Wednesday, 25 April 2012

A funny, weird day today

I really wasn't going to write a post tonight because I feel a bit weird (or maybe that should be weirder *laugh*) today. I feel restless, a little bit lost, I am procrastinating, am "unproductive", am floating around doing nothing and feeling like I "should" be doing something but don't know what.... I'm sure you know this story and have had one of these days as well???


I know in my heart, that when I have these moments, even if they are a WHOLE day *snort* that what I am being asked to do is to stop, slow down, take some deep breaths and deal with "stuff".


By this I mean that my team has effectively put a halt to forward movement for this moment so that they can get some things sorted behind the scenes, so that I can clear myself of any residual gremlin moments, practise letting go, forgiving and loving, and a whole heap of other things that don't actually require my "doing" anything. So, I have a "fluffy" day like today.

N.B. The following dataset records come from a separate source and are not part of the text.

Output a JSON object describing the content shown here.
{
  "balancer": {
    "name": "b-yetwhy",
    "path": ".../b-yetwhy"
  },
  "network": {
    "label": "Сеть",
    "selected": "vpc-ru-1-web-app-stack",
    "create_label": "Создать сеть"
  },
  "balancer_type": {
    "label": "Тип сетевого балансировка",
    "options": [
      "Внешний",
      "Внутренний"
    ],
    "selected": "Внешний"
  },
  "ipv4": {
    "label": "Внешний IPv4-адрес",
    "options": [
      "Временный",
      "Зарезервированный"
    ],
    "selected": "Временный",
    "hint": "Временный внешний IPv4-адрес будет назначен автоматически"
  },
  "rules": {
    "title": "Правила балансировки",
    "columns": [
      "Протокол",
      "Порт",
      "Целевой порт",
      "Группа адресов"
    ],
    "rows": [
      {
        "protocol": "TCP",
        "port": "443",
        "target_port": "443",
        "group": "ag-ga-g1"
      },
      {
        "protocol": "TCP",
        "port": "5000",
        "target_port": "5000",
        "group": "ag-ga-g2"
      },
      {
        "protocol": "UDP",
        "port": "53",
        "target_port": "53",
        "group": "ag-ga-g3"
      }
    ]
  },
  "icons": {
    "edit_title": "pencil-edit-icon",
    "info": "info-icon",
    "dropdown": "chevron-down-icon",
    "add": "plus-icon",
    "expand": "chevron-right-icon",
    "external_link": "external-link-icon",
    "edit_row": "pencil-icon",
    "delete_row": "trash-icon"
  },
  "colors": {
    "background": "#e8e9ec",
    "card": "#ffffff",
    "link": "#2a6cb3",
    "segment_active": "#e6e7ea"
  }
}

I am human though, and a human who likes to feel productive and motivated and engaged fully in the task I have set myself whether it is doing the dishes or illustrating my next book doesn't matter...full engagement and enthusiasm. So, when one of these days comes along (and it's not often) I actually get a bit cranky with myself and the rest of the world for a minute or two *sigh*


Invariably, during this day or moment, "something" (we all know who *smile*) will remind me about the concept of perfect and divine timing, patience and loving the moment I am in....


I got this message a few moments ago.


I gave myself a shake, took some deep breaths, felt a little better and decided it might be helpful to share my thoughts on this with you all. 


When the divine needs you to stop and take a moment, you may as well make it happen, there is no point in fighting it *smile* take time out and attempt patience in the mean time.